Arş. Gör. Rakipoğlu analiz yazısının devamında şu ifadeleri kullandı:
“Birincisi BAE, Covid-19 sonrası ekonomik modellemesini yeniden tasarlamak istiyor. Burada BAE birçok Körfez ülkesi gibi petrole olan bağımlılığını azaltmak istiyor. Bilindiği gibi Körfez ülkelerinin böyle bir vizyon projeleri var ve bu anlamda petrole bağımlı ekonomide petrol dışı üretimin payını arttırmak istiyorlar. Son on yılda BAE-Türkiye arasında petrol dışı ticaret hacmi 90 milyar dolara çıkmış durumda. Ayrıca Türkiye’nin BAE ile ticaret hacmi 2020’de 7,3 milyar dolar iken 2021’de 8,9 milyar dolara çıktı. Dolayısıyla siyasi ilişkilerde problem olmasına rağmen, BAE ile ekonomik ilişkiler sürdürülüyordu. Bu da tamamen pragmatist bir yaklaşımın ürünü. BAE petrole olan bağımlılığı azaltmak için bu bağlamda Türkiye’yi önemsiyor.
İkinci boyut; BAE açısından Türkiye güvenlik tedarikçisi olabilecek bir ülke. Özellikle dronelar, insansız hava araçları (iha, siha) ile Türkiye’nin BAE’nin güvenliğine katkı sağlayabileceği biliniyor. BAE’nin Bayraktar satın almak istediği ve bir takım Türk sanayi ürünü askeri teçhizat sipariş verdiği biliniyor. Hatta Cumhurbaşkanı Erdoğan’ın ziyareti sonrası bu siparişlerin arttığı da iddia edildi.

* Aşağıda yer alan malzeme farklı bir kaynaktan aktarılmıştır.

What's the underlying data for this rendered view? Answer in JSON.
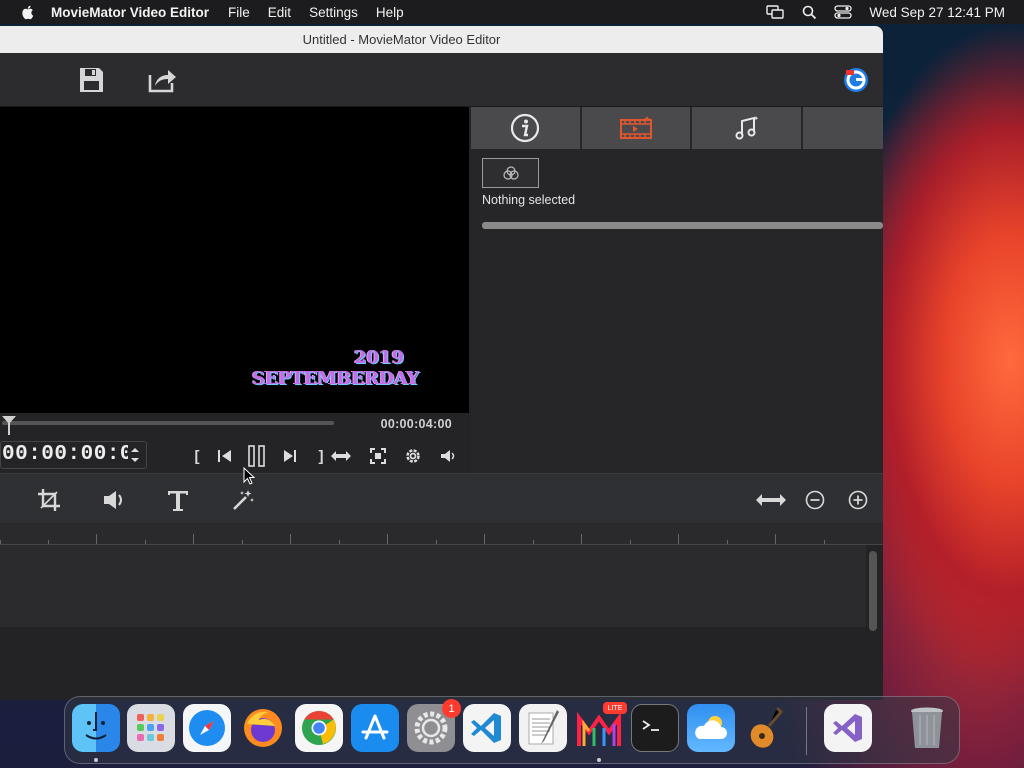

Üçüncü boyut ise Körfez içi dinamiklerle ilgili. BAE gerek Suudi Arabistan gerekse de Katar ile bir rekabet halinde bulunuyor. Suudi Arabistan ile Yemen’de siyasi bir rekabet var. Bölgede de ekonomik açıdan ticari merkez olma bağlamında bir rekabet var. Türkiye de ticari merkezler, ticaret geçiş yolları açısından önemli. Özellikle Çin’in Bir Kuşak Bir Yol projesinde Türkiye’nin önemli olduğunu biliyoruz, Aynı şekilde BAE’nin de önemli olduğunu biliyoruz. Bu anlamda BAE Türkiye’yi Suudi Arabistan’a ve Katar’a kaptırmak istemiyor. Türkiye açısından da rasyonel tercih. Nitekim Türkiye Körfez’de sadece Katar’a bağımlı kalmak istemiyor. Dolayısıyla BAE’nin Türkiye üzerinde üç boyutlu bir stratejisi olduğunu söyleyebiliriz.”